La magistratura napoletana e le inchieste sulla corruzione
Da quando lavoro per “Le Iene”, più di dodici anni ormai, è la prima volta che mi capita di assistere ad una situazione paradossale come quella che si è registrata a giugno. Eppure, ne ho viste di tutti i colori. Un paio di anni fa si registrò un triste boom di incidenti tra yatch in mare in alcune mete estive dell’Italia, che portò al decesso di diverse persone e ad operazioni di controllo più attente da parte delle capitanerie di porto in tutto il Paese. La nostra redazione, quindi, decise di approfondire l’argomento e basandoci su alcune segnalazioni che ci furono inviate da alcuni cittadini napoletani, decidemmo di occuparci delle patenti nautiche, riuscendo a dimostrare che in alcuni casi venivano concesse troppo facilmente: bastava pagare per comprare la patente e poter guidare uno yacht in mare. Visita medica ed esame erano pressoché un optional. E tutto questo non aiutava a ridurre il numero di incidenti in mare. In un servizio realizzato con l’inviato Luigi Pelazza con l’aiuto di un complice, Mirko Canala, venne documentato che tra Napoli e Pozzuoli c’era un giro di vendita patenti nautiche abbastanza sviluppato. Nel servizio si dimostrava che anche alcuni dipendenti in servizio presso la Capitaneria di porto di Pozzuoli erano coinvolti nel giro.
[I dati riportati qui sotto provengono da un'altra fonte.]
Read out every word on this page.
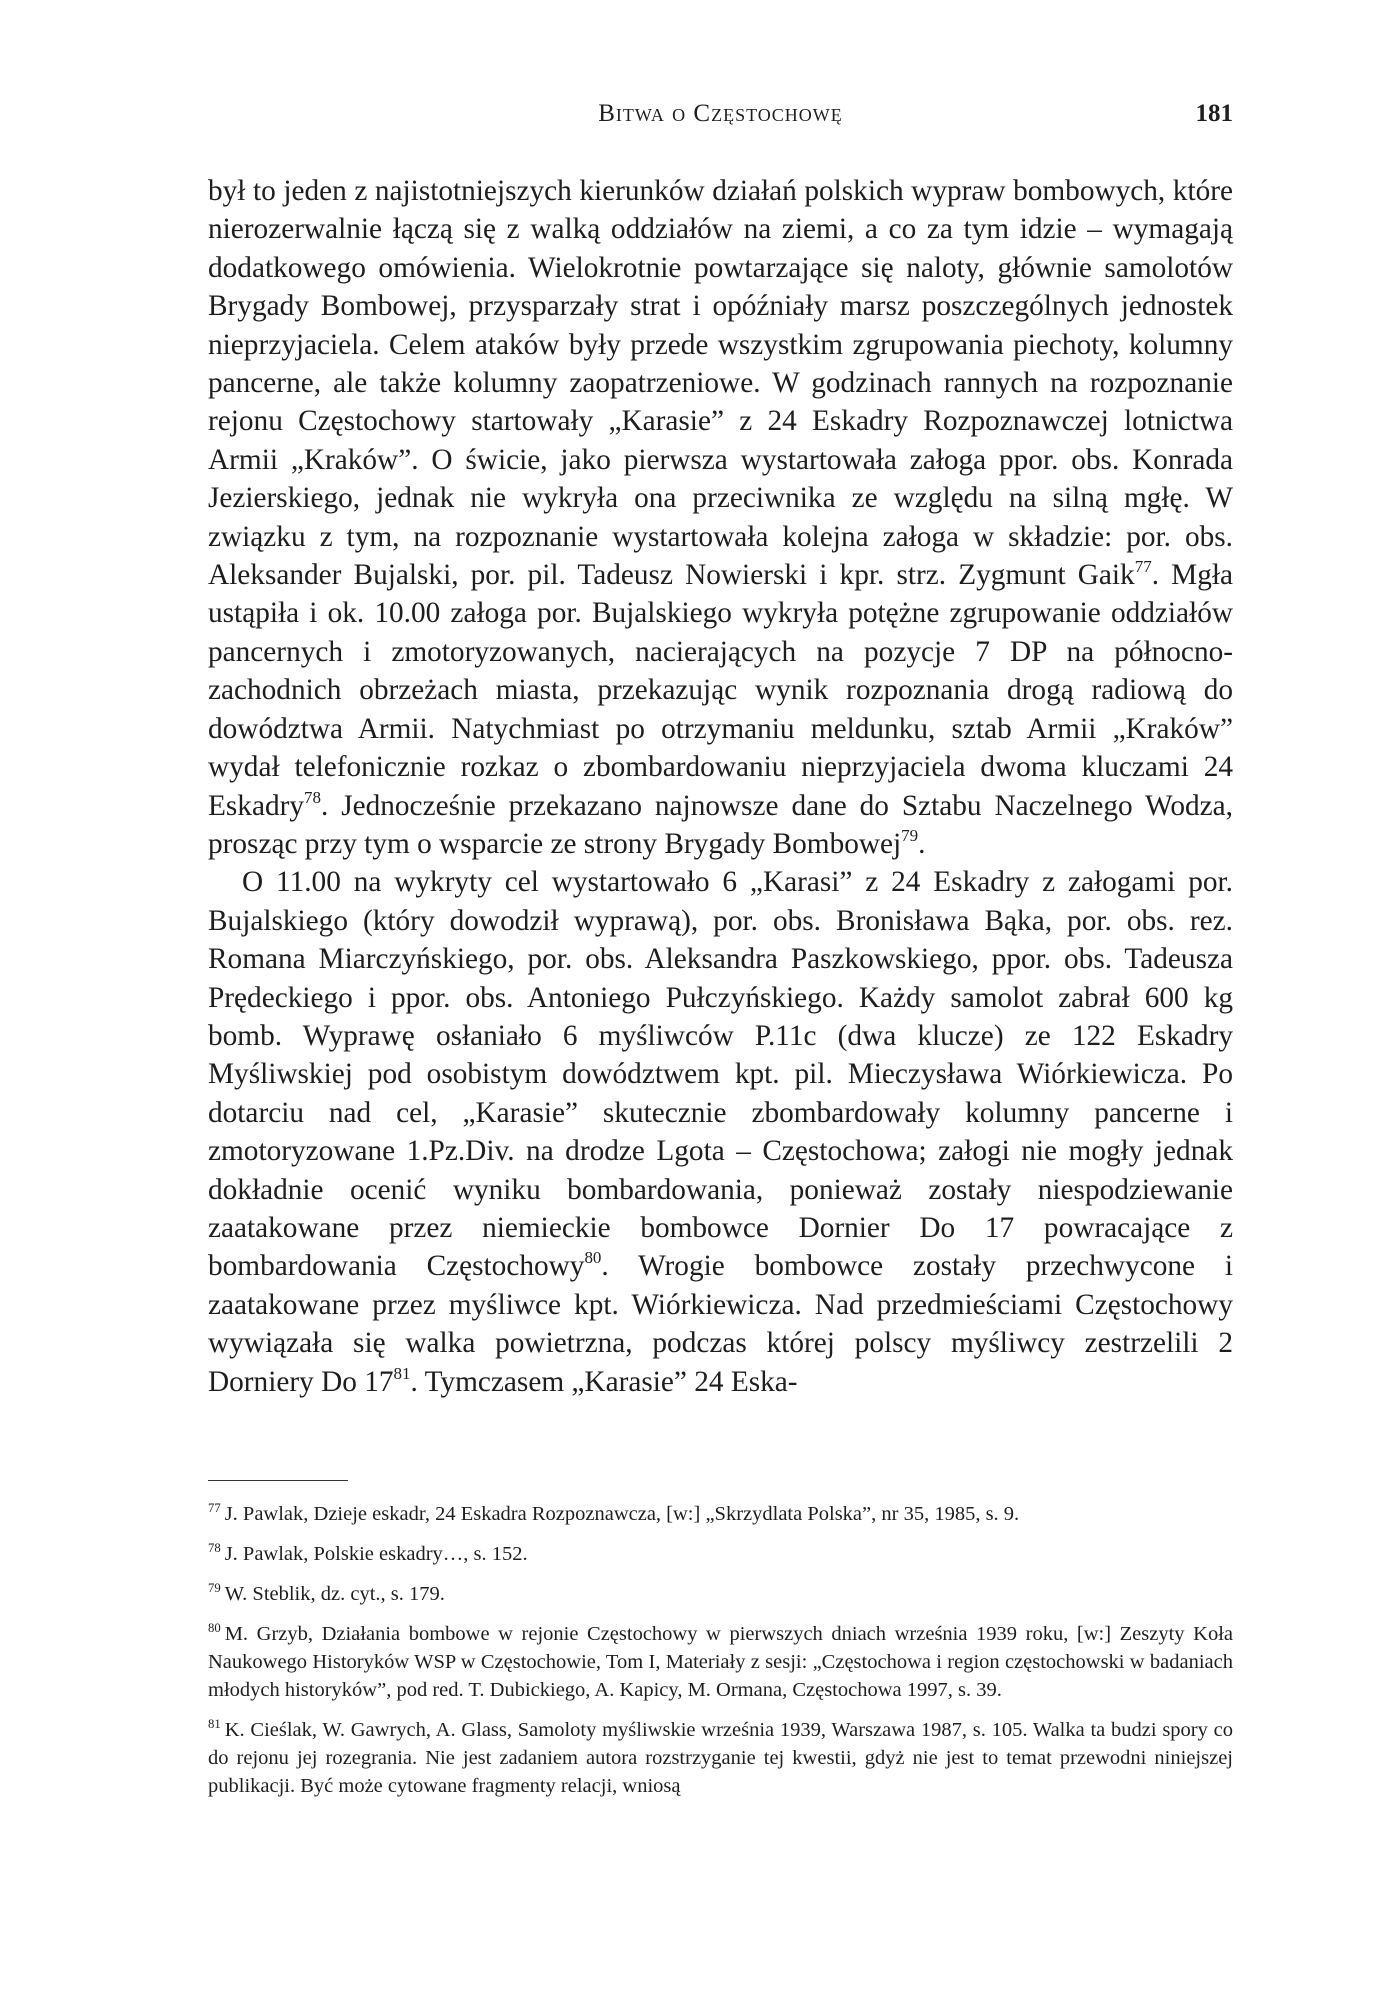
Bitwa o Częstochowę	181

był to jeden z najistotniejszych kierunków działań polskich wypraw bombowych, które nierozerwalnie łączą się z walką oddziałów na ziemi, a co za tym idzie – wymagają dodatkowego omówienia. Wielokrotnie powtarzające się naloty, głównie samolotów Brygady Bombowej, przysparzały strat i opóźniały marsz poszczególnych jednostek nieprzyjaciela. Celem ataków były przede wszystkim zgrupowania piechoty, kolumny pancerne, ale także kolumny zaopatrzeniowe. W godzinach rannych na rozpoznanie rejonu Częstochowy startowały „Karasie” z 24 Eskadry Rozpoznawczej lotnictwa Armii „Kraków”. O świcie, jako pierwsza wystartowała załoga ppor. obs. Konrada Jezierskiego, jednak nie wykryła ona przeciwnika ze względu na silną mgłę. W związku z tym, na rozpoznanie wystartowała kolejna załoga w składzie: por. obs. Aleksander Bujalski, por. pil. Tadeusz Nowierski i kpr. strz. Zygmunt Gaik$^{77}$. Mgła ustąpiła i ok. 10.00 załoga por. Bujalskiego wykryła potężne zgrupowanie oddziałów pancernych i zmotoryzowanych, nacierających na pozycje 7 DP na północno-zachodnich obrzeżach miasta, przekazując wynik rozpoznania drogą radiową do dowództwa Armii. Natychmiast po otrzymaniu meldunku, sztab Armii „Kraków” wydał telefonicznie rozkaz o zbombardowaniu nieprzyjaciela dwoma kluczami 24 Eskadry$^{78}$. Jednocześnie przekazano najnowsze dane do Sztabu Naczelnego Wodza, prosząc przy tym o wsparcie ze strony Brygady Bombowej$^{79}$.

O 11.00 na wykryty cel wystartowało 6 „Karasi” z 24 Eskadry z załogami por. Bujalskiego (który dowodził wyprawą), por. obs. Bronisława Bąka, por. obs. rez. Romana Miarczyńskiego, por. obs. Aleksandra Paszkowskiego, ppor. obs. Tadeusza Prędeckiego i ppor. obs. Antoniego Pułczyńskiego. Każdy samolot zabrał 600 kg bomb. Wyprawę osłaniało 6 myśliwców P.11c (dwa klucze) ze 122 Eskadry Myśliwskiej pod osobistym dowództwem kpt. pil. Mieczysława Wiórkiewicza. Po dotarciu nad cel, „Karasie” skutecznie zbombardowały kolumny pancerne i zmotoryzowane 1.Pz.Div. na drodze Lgota – Częstochowa; załogi nie mogły jednak dokładnie ocenić wyniku bombardowania, ponieważ zostały niespodziewanie zaatakowane przez niemieckie bombowce Dornier Do 17 powracające z bombardowania Częstochowy$^{80}$. Wrogie bombowce zostały przechwycone i zaatakowane przez myśliwce kpt. Wiórkiewicza. Nad przedmieściami Częstochowy wywiązała się walka powietrzna, podczas której polscy myśliwcy zestrzelili 2 Dorniery Do $17^{81}$. Tymczasem „Karasie” 24 Eska-

$^{77}$ J. Pawlak, Dzieje eskadr, 24 Eskadra Rozpoznawcza, [w:] „Skrzydlata Polska”, nr 35, 1985, s. 9.

$^{78}$ J. Pawlak, Polskie eskadry…, s. 152.

$^{79}$ W. Steblik, dz. cyt., s. 179.

$^{80}$ M. Grzyb, Działania bombowe w rejonie Częstochowy w pierwszych dniach września 1939 roku, [w:] Zeszyty Koła Naukowego Historyków WSP w Częstochowie, Tom I, Materiały z sesji: „Częstochowa i region częstochowski w badaniach młodych historyków”, pod red. T. Dubickiego, A. Kapicy, M. Ormana, Częstochowa 1997, s. 39.

$^{81}$ K. Cieślak, W. Gawrych, A. Glass, Samoloty myśliwskie września 1939, Warszawa 1987, s. 105. Walka ta budzi spory co do rejonu jej rozegrania. Nie jest zadaniem autora rozstrzyganie tej kwestii, gdyż nie jest to temat przewodni niniejszej publikacji. Być może cytowane fragmenty relacji, wniosą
I fatti denunciati interessarono alla magistratura napoletana che, grazie alla nostra inchiesta, ha potuto condannare corrotti e corruttori. Ma è incredibile ciò che è successo dopo perché, pur risultando chiaramente il servizio giornalistico finalizzato allo smantellamento di una rete di corruttela nel rilascio di patenti nautiche (a 3500 euro ciascuna), la Procura di Napoli ha incriminato per corruzione anche i giornalisti che avevano finto di essere interessati ad una patente, ne avevano ottenuta una ovviamente falsa e l’avevano consegnata ai carabinieri. Come sottolinea l’avvocato Carlo Taormina, “il messaggio che passa è che da oggi è inutile collaborare con lo Stato per combattere la corruzione perché i pubblici ministeri che dovrebbero essere grati ai giornalisti, invece li incriminano di concorso con i delinquenti che consegnano alla giustizia”.
Condivido il pensiero di Taormina. Se vogliamo che i giornali facciano inchieste e non “marchette” e che riprendano il loro ruolo di controllo e denuncia sulla corruzione e su altri temi, bisogna incentivare l’azione di chi, come noi autori delle Iene, già fa questo tutti i giorni rischiando in prima persona per documentare fatti e misfatti che si verificano in tutta Italia. Ad ogni modo, per fermare noi giornalisti che crediamo nel lavoro di indagine come strumento per dimostrare la verità dei fatti, ci vuole ben altro. Bisognerebbe solo eliminarci.